I see no proof though. The numbers you posted so far are not really
convincing. They're micro-benchmarks too, and might not even matter in
real world work loads.

> iam pretty sure there are other encoders that suffer from speedloss
> due to this too though

What is "this"?

> 
> > 
> > > > > i do intend to fine tune this for more codecs but i spend more time
> > > > > in such disussions than working on the code and having people tell me
> > > > > to do it differently each time i take a step kind of slows it down
> > > > > and turns it into a mess
> > > > 
> > > > We also must take care of not turning the codebase into a mess.
> > > 
> > > I want to fix the mess
> > 
> > I don't mind, but...
> > 
> > > and i would suggest that we first test if any / which encoders benefit
> > > from the static buffer.
> > > It where quite a few long ago but it seems from a few quick tests that
> > > this is not so anymore.
> > > Can someone confirm ?
> > > if it has become useless then I could drop quite a bit of code
> > 
> > Do you have to do your experiments on the live codebase? If you just
> > want to try something, you could do that in a branch. If it gives good
> > results, merge, if not, it's a failed experiment.
> 
> noone did "experiments on the live codebase"

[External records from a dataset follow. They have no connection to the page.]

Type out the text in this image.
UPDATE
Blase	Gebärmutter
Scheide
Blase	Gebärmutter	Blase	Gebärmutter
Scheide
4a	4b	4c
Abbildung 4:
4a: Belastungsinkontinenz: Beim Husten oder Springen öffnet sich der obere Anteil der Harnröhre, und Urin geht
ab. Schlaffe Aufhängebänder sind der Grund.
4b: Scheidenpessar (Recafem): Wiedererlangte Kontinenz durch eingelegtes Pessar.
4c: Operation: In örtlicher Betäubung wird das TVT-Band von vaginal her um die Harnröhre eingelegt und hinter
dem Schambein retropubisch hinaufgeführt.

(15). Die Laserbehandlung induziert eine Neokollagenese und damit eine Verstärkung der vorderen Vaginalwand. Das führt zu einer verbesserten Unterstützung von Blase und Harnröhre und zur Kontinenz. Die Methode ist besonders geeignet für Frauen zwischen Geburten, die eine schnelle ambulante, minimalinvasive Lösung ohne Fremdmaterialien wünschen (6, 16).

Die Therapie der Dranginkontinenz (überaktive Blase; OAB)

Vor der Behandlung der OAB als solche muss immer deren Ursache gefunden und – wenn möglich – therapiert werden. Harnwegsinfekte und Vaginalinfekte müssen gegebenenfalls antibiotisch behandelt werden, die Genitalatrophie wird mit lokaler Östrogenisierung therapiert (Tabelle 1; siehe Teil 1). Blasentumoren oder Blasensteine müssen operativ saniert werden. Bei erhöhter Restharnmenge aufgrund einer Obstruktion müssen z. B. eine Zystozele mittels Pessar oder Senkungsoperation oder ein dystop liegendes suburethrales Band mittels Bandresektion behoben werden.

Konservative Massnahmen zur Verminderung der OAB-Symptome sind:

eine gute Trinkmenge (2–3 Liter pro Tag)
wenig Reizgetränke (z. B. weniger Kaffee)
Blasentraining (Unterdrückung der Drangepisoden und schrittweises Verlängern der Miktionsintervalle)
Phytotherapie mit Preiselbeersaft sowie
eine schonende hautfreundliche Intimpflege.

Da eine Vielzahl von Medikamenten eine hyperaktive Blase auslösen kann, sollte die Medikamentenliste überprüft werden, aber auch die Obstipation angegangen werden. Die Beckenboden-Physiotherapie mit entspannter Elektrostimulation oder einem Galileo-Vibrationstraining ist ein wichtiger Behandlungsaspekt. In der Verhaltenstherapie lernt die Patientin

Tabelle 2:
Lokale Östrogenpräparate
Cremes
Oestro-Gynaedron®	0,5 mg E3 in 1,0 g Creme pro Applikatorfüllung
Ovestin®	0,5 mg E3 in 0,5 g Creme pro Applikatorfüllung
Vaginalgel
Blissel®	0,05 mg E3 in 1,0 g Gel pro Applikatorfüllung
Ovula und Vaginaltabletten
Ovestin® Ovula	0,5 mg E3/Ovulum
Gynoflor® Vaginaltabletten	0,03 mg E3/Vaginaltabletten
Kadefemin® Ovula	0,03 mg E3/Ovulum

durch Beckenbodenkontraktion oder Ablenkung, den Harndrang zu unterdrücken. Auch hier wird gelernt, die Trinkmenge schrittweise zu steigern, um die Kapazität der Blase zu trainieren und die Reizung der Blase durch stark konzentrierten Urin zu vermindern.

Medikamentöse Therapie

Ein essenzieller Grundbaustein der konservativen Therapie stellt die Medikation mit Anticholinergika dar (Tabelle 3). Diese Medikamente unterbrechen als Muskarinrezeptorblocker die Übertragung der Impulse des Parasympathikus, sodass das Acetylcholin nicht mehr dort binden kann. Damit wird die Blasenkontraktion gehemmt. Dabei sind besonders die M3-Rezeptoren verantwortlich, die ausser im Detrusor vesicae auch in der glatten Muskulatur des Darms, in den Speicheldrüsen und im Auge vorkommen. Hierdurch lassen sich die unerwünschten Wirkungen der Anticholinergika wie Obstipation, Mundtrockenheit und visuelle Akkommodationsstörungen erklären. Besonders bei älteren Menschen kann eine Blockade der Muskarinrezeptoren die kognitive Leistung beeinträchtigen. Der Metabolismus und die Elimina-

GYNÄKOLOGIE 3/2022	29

Then what's that "FIXME" in the heuristic, and the new API parameter
that by now uses only 2 possible values, which make this "heuristic"
completely pointless? What bugs me is that you insist on this (IMHO)
bogus min_size parameter, and all complaints are supposed to be
silenced with the holy "speedloss" justification. Except that so far it
seems to be rather minor, and I bet shows up only in non-realistic
benchmarks. But it serves as justification anyway, because if it's just
a slightly bit faster, it wins, no discussion.

Now I don't claim I can do better (actually I do, so feel free to call
me an idiot), but here are my own (untested) conclusions.

From what I see there are 2 cases:
- Fixed allocations, usually the case with raw encoders. Currently,
  the packet is always a full malloc (probably ends up as a mmap
  syscall if the size is big), but an additional copy of the packet at
  a later point is avoided when ref-ing or dup-ing the packet.
- Variable allocations, where the encoder has a (usually rather high)
  worst case estimation and wants a buffer of this size. Later the
  buffer is trimmed to avoid wasting memory. Currently, this is done
  by encoding to a "static" buffer, and then copying it to a new
  correctly sized buffer when the packet is referenced or dup-ed.

I suppose the min_size parameter is supposed to select between these
cases dynamically and use the "best" method. I suggest doing the
following instead:

- have a buffer pool in the codec context
- if a packet is allocated with a size larger then the current pool
  size, realloc the buffer pool to that larger size
- likewise, if the requested packet is much smaller than the current
  pool size, you could either resize the pool, or just allocate the
  packet normally (apply clever heuristic 1 here)
- the encoder gets a refcounted packet from the buffer pool
- after encoding, check how much memory is "wasted"
- if too much is wasted (apply clever heuristic 2 here), create a new
  copy (this could even use another buffer pool which might help if the
  encoded packet sizes are usually similar, but maybe it's not worth
  the trouble)

This actually has some potential to be faster (like when the encoder
does fixed allocations, e.g. raw video or audio, no large allocations
are done after a while), and is simpler at least from the encoders
point of view. There can be a single ff_alloc_packet function which
takes a size only.

(But I'd just avoid the need for too many heuristics, and have a
separate function for raw encoders. It would allocate from a buffer
pool.)

Also, why is this all not applied to demuxing? In fact, even when
encoding, a lot of data is copied in avpacket.c, and these were packets
from the demuxer. Doesn't matter?

> also i strongly suggest that this discussion ends now and that we
> return to do usefull work.

I don't agree that it's better to avoid the search for better solutions.